IBM doesn’t expect Hadoop on the mainframe to be a cure-all for processing unstructured data. In many cases, moving the data to a dedicated, high performance data warehouse, is a better option. Instead, it’s looking to take a hybrid approach that merges the mainframe with emerging technologies, such as Hadoop and the Netezza-based DB2 Analytics Accelerator, all within a “secure zone.”
Veristorm and IBM tested zDoop at IBM’s Poughkeepsie lab, and the results were satisfactory. “You might think that a large yellow elephant would be too much for a mainframe to handle, but our testing conducted shows that the mainframe is indeed more than up to the task and can handle a broad range of real-world problems quite nicely,” IBM and Veristorm say in their joint white paper, “The Elephant on the Mainframe,” which is available on the Veristorm website.
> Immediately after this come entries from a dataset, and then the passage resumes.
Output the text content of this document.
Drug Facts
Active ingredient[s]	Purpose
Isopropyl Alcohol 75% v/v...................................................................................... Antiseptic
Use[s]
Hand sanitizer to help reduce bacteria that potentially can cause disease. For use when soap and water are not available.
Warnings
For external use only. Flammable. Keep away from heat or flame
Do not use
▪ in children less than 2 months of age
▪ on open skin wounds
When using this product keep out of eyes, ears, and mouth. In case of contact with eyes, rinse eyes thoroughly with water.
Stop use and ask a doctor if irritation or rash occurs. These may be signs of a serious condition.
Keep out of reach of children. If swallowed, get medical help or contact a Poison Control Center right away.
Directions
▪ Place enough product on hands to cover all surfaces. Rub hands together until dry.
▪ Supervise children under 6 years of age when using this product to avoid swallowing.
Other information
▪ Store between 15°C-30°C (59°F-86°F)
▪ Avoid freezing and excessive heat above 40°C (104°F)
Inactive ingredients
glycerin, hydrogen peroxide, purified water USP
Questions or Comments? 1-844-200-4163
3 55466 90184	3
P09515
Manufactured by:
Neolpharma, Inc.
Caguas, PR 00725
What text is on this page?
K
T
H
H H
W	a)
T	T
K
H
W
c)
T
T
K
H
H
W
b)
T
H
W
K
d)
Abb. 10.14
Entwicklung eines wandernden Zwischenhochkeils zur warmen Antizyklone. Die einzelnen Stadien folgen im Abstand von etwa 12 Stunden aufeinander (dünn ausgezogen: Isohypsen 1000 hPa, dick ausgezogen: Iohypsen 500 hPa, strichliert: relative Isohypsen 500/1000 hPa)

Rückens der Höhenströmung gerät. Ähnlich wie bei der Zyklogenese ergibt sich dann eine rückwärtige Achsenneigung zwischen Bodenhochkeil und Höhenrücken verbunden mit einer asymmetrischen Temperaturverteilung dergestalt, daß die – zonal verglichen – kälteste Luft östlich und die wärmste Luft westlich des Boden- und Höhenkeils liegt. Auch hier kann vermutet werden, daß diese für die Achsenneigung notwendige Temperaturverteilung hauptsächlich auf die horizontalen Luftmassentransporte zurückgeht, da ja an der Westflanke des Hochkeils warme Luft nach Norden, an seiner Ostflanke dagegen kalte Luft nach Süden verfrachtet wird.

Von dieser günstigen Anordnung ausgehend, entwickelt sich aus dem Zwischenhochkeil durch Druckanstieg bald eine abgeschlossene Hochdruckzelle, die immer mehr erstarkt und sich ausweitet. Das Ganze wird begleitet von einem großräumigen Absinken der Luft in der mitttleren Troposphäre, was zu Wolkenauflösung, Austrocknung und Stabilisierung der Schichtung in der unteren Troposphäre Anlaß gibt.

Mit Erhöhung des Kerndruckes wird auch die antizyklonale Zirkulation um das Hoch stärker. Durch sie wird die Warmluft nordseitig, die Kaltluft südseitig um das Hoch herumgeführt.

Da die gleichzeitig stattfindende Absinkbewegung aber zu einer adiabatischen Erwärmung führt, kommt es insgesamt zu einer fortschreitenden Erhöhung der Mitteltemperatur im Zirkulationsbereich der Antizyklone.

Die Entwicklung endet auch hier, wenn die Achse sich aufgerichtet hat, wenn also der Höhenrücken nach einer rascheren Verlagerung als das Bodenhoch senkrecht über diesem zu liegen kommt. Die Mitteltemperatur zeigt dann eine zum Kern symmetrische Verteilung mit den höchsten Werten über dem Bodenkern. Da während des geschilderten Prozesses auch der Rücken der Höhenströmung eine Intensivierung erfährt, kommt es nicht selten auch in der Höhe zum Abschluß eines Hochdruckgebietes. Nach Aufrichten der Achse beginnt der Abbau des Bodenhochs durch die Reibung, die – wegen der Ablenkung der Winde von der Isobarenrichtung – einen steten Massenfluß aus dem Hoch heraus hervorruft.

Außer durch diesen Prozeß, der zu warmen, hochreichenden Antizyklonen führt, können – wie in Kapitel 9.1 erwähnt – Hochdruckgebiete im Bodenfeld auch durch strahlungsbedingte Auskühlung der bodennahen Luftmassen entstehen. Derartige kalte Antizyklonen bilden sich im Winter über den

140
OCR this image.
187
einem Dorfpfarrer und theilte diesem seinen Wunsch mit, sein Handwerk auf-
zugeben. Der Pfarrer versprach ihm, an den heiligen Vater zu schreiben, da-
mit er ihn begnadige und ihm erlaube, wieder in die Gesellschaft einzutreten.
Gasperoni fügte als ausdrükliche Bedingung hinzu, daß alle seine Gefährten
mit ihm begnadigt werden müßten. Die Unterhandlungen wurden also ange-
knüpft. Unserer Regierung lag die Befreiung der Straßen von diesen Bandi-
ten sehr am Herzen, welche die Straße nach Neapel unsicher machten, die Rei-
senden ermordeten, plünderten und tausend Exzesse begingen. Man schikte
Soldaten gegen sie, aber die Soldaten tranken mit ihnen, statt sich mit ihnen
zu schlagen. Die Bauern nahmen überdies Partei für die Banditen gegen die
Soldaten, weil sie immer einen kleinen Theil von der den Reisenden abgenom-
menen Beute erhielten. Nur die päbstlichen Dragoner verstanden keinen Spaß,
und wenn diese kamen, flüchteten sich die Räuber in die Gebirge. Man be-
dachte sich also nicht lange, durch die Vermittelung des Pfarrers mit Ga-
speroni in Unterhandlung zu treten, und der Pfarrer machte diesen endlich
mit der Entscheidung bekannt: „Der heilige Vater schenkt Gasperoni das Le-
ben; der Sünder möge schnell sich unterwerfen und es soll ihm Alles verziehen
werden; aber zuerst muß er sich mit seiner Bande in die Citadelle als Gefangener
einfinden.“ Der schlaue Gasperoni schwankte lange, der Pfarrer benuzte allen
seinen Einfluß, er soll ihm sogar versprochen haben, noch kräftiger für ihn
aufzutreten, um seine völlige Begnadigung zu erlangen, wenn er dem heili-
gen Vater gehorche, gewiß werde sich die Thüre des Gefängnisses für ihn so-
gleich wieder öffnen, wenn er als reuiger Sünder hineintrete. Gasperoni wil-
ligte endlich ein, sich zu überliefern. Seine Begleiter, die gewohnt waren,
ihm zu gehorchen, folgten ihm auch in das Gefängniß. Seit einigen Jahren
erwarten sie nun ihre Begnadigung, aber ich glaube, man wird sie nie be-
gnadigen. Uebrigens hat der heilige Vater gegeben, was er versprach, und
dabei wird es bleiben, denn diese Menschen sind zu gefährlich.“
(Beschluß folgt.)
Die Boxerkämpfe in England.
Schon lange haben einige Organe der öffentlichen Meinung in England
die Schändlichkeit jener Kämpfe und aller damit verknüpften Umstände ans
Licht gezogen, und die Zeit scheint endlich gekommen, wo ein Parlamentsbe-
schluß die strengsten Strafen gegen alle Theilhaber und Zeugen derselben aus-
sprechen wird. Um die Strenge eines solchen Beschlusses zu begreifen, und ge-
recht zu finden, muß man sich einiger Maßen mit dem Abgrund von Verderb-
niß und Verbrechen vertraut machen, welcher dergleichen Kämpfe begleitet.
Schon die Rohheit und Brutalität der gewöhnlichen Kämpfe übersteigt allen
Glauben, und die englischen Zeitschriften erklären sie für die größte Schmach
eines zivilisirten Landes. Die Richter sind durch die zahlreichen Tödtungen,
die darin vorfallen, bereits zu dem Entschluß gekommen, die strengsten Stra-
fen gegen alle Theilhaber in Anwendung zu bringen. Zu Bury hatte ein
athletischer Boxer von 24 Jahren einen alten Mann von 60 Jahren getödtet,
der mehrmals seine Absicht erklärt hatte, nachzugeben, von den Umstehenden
The mainframe isn’t going to be a mainstream Hadoop platform anytime soon. But for big companies that already run it, solutions like zDoop show that the mainframe doesn’t have to be entirely separate from big data projects either.
Editor’s note: This story was corrected. While IBM has worked with vendors, including Cloudera, to certify Hadoop on the mainframe, zDoop is the first Hadoop distribution to actually get certification on the machine.